Let's dissect [5] in the above:

> Is Go an object-oriented language? Yes and no. Although Go has types and methods and allows an object-oriented style of programming, there is no type hierarchy.

Classless prototype languages like JavaScript and Self also lack explicit type hierarchies, and they are still considered object-oriented.

> The concept of “interface” in Go provides a different approach that we believe is easy to use and in some ways more general.

There was a OO ML language called Moby [1] that had something similar. Just because the objects were structural didn't mean they weren't objects, though encapsulated communication (calling another object's private methods in the proper scope) is definitely more complicated.

> There are also ways to embed types in other types to provide something analogous—but not identical—to subclassing. Moreover, methods in Go are more general than in C++ or Java: they can be defined for any sort of data, even built-in types such as plain, “unboxed” integers.

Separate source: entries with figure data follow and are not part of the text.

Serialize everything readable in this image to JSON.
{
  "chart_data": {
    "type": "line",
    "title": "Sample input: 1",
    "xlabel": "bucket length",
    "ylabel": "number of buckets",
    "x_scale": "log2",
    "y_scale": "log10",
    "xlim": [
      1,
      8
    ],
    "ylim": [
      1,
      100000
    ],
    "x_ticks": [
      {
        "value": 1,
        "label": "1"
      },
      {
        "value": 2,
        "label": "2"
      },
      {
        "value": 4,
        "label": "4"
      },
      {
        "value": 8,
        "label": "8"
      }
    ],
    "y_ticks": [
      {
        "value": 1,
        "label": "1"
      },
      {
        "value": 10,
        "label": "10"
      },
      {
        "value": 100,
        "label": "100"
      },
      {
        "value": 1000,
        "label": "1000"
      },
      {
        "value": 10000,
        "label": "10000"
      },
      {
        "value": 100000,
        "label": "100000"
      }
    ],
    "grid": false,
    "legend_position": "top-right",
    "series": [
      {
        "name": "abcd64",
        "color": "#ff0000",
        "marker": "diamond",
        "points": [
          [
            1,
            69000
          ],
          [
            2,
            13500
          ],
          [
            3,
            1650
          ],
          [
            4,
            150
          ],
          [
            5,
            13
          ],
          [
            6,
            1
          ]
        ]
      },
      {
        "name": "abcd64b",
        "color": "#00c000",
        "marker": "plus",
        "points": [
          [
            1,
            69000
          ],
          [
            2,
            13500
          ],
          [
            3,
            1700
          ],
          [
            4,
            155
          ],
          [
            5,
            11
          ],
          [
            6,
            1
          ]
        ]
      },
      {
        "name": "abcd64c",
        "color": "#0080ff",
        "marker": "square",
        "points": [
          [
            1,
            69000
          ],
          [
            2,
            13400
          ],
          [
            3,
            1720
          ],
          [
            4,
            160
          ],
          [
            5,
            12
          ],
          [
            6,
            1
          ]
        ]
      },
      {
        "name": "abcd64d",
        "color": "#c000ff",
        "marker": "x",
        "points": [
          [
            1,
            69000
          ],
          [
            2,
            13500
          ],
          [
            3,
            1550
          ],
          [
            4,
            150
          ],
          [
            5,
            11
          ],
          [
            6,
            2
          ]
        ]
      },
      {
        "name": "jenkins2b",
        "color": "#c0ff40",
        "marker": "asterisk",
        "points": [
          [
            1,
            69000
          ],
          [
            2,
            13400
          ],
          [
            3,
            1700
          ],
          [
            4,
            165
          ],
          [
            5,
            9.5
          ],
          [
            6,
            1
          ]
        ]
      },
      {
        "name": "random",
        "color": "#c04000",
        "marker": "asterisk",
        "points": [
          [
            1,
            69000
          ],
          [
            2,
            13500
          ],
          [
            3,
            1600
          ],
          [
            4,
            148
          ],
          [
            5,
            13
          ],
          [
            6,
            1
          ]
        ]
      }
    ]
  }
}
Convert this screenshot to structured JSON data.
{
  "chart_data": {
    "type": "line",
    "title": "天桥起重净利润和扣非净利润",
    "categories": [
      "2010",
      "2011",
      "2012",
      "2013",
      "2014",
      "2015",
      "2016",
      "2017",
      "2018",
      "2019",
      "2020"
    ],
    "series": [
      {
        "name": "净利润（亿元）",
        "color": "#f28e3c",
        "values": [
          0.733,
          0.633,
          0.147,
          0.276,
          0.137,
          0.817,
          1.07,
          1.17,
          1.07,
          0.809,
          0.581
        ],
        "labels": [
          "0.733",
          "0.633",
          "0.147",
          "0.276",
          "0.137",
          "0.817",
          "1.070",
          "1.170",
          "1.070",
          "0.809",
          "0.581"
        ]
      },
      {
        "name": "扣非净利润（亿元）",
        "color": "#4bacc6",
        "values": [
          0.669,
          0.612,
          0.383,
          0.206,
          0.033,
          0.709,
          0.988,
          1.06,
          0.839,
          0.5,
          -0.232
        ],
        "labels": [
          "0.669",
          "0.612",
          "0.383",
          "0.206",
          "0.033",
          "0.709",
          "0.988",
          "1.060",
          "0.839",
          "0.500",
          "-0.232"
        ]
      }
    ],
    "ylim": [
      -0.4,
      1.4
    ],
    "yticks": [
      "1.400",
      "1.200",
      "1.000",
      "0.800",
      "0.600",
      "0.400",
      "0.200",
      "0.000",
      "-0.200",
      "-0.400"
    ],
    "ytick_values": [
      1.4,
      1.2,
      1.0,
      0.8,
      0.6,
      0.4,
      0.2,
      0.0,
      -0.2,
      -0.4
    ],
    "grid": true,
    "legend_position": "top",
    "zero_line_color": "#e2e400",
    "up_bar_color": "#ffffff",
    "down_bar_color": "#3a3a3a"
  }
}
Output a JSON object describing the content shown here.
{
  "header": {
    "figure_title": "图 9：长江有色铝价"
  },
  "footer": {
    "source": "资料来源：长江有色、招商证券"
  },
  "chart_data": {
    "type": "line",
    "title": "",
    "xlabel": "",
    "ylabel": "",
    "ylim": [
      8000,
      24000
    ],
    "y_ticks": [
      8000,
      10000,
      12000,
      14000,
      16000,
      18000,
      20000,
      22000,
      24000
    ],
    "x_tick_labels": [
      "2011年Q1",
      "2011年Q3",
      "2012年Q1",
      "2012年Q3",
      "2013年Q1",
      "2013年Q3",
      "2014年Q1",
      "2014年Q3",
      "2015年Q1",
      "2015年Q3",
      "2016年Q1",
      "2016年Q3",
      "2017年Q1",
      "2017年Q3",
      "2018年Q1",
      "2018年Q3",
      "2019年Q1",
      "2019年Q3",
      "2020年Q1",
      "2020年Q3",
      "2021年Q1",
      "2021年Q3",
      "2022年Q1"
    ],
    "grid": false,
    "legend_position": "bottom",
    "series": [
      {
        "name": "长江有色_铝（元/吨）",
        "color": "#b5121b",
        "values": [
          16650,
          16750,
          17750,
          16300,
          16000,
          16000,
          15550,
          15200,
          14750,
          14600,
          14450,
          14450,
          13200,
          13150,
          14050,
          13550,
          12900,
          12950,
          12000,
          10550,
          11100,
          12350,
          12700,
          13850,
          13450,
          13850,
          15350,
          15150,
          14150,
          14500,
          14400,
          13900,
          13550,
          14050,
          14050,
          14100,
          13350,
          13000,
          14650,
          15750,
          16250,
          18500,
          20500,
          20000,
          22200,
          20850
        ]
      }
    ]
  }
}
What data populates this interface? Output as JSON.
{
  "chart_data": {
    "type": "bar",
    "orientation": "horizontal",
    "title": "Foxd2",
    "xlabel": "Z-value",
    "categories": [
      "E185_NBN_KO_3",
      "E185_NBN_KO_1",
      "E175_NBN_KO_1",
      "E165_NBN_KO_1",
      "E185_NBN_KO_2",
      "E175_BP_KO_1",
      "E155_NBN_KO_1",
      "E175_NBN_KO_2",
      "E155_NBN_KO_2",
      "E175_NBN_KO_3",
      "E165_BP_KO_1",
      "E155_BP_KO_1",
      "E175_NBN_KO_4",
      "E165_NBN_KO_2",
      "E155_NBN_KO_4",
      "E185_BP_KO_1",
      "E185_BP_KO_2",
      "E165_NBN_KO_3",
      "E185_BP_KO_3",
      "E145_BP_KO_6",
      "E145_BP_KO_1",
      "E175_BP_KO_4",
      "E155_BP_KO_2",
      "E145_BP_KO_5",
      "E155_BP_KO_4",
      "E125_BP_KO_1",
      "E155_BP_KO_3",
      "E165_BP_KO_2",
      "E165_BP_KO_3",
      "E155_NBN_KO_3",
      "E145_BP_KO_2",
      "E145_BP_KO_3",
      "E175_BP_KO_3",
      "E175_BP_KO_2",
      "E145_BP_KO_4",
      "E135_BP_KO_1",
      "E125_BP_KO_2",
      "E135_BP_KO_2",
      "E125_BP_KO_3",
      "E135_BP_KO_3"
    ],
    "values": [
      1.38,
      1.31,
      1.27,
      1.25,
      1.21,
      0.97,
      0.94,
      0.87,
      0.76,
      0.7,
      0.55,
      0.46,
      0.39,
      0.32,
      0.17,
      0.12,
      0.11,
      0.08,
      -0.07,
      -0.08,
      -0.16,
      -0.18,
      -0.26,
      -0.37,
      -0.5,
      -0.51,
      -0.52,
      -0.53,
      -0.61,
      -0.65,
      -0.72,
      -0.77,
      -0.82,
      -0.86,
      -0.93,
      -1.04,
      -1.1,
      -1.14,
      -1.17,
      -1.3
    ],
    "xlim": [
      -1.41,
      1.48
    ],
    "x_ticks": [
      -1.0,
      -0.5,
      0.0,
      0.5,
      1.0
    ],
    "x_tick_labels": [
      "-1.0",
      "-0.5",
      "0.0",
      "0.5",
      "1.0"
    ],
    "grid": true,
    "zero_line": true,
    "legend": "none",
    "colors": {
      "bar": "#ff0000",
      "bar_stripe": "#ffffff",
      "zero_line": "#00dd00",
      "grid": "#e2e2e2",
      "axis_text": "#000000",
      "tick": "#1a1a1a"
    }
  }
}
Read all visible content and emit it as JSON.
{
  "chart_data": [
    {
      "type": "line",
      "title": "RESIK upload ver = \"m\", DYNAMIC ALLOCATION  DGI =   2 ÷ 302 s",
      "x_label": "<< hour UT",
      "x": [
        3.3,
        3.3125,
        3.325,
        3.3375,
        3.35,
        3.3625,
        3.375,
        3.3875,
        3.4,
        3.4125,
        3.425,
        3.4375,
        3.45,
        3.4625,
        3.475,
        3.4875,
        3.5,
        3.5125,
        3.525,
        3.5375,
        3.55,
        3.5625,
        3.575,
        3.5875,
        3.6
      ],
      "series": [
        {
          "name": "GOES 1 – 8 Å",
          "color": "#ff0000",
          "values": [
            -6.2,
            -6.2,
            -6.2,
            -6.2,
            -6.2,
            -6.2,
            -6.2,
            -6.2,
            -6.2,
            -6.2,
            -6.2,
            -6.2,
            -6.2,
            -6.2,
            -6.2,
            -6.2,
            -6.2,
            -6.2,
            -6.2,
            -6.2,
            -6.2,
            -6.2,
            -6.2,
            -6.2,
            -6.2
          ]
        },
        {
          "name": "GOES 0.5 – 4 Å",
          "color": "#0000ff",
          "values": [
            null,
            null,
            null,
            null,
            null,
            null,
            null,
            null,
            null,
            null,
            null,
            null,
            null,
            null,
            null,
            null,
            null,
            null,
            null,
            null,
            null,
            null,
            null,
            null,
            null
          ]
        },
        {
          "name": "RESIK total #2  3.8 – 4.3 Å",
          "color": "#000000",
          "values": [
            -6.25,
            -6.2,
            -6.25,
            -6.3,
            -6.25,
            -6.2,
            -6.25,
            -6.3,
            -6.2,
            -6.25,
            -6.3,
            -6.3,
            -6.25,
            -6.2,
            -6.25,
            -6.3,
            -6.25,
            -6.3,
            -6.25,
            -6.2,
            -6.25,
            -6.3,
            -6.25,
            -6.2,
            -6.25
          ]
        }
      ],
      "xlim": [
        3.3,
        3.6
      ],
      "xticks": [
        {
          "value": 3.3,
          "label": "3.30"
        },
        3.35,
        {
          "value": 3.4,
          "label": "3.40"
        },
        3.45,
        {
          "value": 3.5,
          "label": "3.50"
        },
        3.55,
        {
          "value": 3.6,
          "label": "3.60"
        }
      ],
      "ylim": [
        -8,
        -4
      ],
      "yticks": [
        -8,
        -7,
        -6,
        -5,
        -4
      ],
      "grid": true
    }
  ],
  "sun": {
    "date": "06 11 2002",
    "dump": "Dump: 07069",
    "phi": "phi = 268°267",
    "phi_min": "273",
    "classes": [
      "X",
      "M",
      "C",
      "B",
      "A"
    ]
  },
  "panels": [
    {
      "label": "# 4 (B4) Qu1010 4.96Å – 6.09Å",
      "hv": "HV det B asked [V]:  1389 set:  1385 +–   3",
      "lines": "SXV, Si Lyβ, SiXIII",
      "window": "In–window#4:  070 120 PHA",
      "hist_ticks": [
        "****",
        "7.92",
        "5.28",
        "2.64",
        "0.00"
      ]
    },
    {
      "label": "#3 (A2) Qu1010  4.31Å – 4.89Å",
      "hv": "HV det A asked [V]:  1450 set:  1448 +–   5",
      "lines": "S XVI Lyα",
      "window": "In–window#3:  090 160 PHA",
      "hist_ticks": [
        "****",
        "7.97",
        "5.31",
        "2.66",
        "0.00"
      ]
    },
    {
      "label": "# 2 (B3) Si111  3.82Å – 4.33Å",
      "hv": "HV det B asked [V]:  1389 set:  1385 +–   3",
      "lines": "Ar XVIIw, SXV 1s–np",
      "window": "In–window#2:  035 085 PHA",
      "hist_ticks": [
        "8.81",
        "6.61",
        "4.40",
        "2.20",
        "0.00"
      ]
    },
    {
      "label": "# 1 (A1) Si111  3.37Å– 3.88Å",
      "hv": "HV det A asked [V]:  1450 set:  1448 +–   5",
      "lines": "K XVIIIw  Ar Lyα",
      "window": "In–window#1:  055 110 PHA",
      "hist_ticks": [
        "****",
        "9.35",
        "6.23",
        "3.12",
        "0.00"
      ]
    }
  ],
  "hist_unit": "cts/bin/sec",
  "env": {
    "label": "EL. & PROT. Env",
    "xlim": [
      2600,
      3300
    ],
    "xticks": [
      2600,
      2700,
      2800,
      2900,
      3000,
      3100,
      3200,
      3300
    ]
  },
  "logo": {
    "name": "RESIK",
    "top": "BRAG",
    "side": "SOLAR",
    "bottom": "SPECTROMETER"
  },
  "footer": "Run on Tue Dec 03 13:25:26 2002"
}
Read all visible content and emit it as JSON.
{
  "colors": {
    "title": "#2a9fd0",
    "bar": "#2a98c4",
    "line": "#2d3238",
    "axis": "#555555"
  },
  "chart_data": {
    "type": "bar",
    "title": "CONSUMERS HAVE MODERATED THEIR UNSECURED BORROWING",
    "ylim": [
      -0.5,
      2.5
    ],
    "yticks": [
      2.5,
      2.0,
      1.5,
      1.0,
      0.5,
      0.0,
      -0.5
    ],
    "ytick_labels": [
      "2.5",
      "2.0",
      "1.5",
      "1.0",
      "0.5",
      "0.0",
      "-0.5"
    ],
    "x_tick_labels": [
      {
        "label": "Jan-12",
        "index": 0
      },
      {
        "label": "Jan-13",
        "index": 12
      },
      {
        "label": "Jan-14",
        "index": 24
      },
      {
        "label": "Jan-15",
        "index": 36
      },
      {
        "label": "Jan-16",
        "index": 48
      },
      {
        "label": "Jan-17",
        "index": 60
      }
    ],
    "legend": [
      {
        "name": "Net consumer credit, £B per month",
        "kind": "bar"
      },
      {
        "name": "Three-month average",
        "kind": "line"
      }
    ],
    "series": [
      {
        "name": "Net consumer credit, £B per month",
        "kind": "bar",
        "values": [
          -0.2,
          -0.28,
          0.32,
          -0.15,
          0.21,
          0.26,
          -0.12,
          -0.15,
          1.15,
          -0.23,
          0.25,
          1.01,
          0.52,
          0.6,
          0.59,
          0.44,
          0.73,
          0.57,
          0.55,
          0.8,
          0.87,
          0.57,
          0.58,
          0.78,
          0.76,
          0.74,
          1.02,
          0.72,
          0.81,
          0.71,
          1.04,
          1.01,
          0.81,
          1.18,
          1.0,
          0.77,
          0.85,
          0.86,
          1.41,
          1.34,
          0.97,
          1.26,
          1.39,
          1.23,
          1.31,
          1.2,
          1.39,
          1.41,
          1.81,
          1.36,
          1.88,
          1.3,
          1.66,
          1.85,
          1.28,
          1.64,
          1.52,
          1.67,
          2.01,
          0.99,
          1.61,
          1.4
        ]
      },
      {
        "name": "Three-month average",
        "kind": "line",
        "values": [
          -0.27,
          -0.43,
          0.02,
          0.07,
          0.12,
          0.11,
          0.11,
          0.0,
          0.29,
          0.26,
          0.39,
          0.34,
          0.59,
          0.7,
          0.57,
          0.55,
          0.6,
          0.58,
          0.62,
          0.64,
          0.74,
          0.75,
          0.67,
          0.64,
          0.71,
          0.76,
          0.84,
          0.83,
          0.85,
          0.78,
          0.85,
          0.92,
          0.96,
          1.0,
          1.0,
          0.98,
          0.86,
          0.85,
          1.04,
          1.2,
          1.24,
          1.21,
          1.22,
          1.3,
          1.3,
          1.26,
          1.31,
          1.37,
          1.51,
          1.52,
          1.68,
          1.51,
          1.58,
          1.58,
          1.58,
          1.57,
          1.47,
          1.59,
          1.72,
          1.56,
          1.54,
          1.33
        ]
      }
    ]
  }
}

They are not restricted to structs (classes).

You mean like extension methods in C#?

> Also, the lack of type hierarchy makes “objects” in Go feel much more lightweight than in languages such as C++ or Java.

They are basically claiming that Go is not C++ or Java, not that Go is not object-oriented, of which the design space is much broader.

In my opinion, there is nothing interesting in Go, and it doesn't seem like a language I would want to use.

[5] http://golang.org/doc/faq#Is_Go_an_object-oriented_language

[1] http://cs.uchicago.edu/files/tr_authentic/TR-2003-10.pdf


Could you elaborate more about type systems? I don't have a definite opinion about Go's type systems so far, and it surely has it quirks, but TBH, I like the concepts. In particular, the complete separation of data types (structs) and behaviour types (interfaces) is something that I've never actually seen before.